Published on Wednesday, May 13, 2015 by Andrew Buck
Senior Justin Rowe received his Certified Nursing Assistant (CNA) certification while enrolled in the Hammond Oliver program. During that time, he has had the opportunity to experience the duties of a nursing assistant and build upon those experiences for his future career.
“Right now, I plan on going to A&M and enrolling in their biomedical science program,” Justin said. “After that I plan to enroll in medical school and hopefully practice as an orthopedic surgeon for the A&M football team.”
Despite the difficulties of a career in the medical field, Justin fully embraces the struggle.
“Nurses have a very hard job and nobody really appreciates it,” Justin said. “Going through the CNA program made me respect what nurses do. It gave me an idea of what nurses experience, and this is the basic level of what nurses go through. There’s a chain that nurses climb up and CNA is the lowest level.”
Justin’s health science teacher, Erin Wright, recognizes his leadership abilities and charisma amongst his peers, especially when aiding his patients.

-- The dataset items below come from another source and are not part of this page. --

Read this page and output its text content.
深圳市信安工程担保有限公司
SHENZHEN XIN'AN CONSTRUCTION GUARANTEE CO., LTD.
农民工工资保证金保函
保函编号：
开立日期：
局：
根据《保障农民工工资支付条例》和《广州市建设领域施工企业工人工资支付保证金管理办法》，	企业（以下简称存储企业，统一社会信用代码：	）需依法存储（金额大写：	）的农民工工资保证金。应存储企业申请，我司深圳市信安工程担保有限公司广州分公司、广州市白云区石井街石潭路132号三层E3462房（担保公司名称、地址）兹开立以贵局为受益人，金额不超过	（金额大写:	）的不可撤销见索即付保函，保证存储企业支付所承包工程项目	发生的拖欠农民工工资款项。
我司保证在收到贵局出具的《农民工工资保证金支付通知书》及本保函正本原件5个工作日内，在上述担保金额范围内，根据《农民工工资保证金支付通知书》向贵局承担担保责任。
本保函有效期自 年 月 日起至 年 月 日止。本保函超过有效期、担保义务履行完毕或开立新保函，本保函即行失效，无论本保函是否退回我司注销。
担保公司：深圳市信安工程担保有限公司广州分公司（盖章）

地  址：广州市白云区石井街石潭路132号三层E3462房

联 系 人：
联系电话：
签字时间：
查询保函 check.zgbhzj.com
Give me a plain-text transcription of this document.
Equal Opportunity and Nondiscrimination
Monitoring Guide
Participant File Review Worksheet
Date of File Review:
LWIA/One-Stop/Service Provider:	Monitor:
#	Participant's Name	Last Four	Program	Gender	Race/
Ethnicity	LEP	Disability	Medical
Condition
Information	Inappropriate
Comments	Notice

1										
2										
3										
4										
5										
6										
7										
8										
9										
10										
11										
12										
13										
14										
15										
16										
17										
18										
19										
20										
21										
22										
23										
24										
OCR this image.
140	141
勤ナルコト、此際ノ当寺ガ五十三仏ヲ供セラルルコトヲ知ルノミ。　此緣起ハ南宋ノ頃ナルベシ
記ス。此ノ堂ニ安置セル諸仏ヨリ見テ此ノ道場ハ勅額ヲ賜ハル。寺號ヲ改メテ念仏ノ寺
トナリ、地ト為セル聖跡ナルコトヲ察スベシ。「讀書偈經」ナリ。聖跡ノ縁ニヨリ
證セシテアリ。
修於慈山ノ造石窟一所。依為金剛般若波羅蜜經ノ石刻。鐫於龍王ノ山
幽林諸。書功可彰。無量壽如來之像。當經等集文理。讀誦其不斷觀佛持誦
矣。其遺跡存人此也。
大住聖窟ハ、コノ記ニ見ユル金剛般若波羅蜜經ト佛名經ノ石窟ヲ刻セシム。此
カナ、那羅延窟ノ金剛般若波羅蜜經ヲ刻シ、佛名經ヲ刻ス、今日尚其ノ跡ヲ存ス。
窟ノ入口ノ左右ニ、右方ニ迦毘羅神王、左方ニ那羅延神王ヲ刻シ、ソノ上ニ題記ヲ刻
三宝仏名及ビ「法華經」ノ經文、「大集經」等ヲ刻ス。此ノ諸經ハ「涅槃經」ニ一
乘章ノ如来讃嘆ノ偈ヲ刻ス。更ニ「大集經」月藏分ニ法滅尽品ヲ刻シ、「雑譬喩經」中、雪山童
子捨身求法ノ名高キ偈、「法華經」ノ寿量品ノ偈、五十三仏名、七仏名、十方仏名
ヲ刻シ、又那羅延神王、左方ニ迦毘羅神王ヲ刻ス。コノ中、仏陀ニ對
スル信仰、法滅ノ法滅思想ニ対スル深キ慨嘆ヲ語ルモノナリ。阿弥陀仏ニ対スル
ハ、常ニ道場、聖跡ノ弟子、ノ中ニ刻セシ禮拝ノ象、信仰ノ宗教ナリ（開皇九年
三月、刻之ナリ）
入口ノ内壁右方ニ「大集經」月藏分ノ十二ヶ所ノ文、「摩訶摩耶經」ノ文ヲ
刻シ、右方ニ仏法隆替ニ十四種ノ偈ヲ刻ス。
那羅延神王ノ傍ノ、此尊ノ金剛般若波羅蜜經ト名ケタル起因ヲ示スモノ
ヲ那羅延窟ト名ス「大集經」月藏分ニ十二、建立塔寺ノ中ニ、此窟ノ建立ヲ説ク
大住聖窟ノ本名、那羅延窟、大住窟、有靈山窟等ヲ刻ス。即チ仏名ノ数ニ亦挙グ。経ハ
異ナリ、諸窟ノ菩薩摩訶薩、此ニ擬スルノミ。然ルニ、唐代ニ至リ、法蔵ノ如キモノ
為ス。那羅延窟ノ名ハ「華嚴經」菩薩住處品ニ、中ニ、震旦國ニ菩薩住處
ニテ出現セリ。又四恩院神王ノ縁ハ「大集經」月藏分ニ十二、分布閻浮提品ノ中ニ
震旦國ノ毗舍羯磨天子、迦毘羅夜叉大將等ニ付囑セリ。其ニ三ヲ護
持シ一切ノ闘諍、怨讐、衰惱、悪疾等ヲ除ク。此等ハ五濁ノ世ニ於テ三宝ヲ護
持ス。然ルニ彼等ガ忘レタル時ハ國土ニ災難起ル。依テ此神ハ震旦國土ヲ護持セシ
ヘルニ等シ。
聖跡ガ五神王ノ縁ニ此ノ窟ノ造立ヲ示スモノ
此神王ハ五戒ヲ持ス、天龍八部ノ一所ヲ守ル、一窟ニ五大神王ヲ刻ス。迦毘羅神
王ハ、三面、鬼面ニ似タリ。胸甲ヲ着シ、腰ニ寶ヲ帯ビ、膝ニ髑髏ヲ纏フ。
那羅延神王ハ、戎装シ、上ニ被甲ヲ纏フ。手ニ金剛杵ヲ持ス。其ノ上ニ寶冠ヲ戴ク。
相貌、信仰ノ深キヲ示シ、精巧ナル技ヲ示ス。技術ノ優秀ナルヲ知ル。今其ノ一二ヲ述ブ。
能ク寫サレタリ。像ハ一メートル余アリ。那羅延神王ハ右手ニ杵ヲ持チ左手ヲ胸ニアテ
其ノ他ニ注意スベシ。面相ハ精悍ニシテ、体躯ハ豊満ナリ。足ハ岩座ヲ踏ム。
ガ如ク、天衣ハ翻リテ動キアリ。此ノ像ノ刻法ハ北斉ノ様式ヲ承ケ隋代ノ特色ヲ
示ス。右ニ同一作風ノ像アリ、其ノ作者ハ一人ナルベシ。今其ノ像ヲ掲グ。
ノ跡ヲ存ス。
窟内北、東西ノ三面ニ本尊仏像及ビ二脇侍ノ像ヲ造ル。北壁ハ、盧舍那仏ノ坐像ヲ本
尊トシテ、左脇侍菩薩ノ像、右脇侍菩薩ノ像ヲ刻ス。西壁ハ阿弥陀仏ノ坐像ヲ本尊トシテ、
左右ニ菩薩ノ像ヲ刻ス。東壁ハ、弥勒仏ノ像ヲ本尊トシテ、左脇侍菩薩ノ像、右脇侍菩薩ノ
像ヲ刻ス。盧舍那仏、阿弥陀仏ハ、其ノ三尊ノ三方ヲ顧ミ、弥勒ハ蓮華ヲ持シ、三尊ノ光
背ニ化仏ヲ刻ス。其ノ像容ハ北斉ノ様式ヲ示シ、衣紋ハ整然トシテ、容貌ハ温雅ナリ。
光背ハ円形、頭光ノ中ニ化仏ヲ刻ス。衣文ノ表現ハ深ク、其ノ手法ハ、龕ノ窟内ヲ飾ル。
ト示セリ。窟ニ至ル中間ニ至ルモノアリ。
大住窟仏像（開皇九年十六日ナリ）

“He is a natural leader and his classmates look up to him,” Wright said. “Justin is very bright, but even more importantly, he is naturally curious, hardworking, and has a sincere desire to help people. Those are qualities shared by every student I have taught who is now a doctor.”
For Justin, this desire to help others persists even when there is nothing in it for himself.
“Nurses do the dirty work,” Justin said. “That includes cleaning beds, helping patients get ready for their morning routine, brushing their teeth, and occasionally you might have to feed a patient. Basically, nurses help them with their day-to-day responsibilities.”
The Hammond Oliver program gives students the opportunity to practice what they’ve learned in class with demonstrations and real life training. Wright believes the best path to education is through this hands-on approach, not only to enhance the learning experience, but also to teach students the value of connecting with patients.
“It’s one thing to learn about anatomy, infection control, and coping mechanisms, but it’s quite another to actually get to apply what you have learned to providing care for another person,” Wright said. “Justin has always been an outstanding student, but I think becoming a CNA has helped him grow as a person.”
Earning his certification was more than just an academic goal for Justin, it also provided him with the opportunity to develop his interpersonal relationship skills with patients.
“It’s been said that when you get your CNA certification, you’re a better people person,” Justin said. “You can talk to patients better, and I did that to advance myself. Later on I’d like to be an orthopedic surgeon, and if I had those people skills, that’s a plus.”
Even though Justin believes the values gained from nursing exceed the struggle in which those values are attained, he also believes there is a stigma in nursing, leaving many people fearful of the duties they must face.
“Just jump in,” Justin said. “There’s gonna be some stuff that you think you’d never do, but just have an open mind about it. It really pushes your character because your patients are dependent on you.”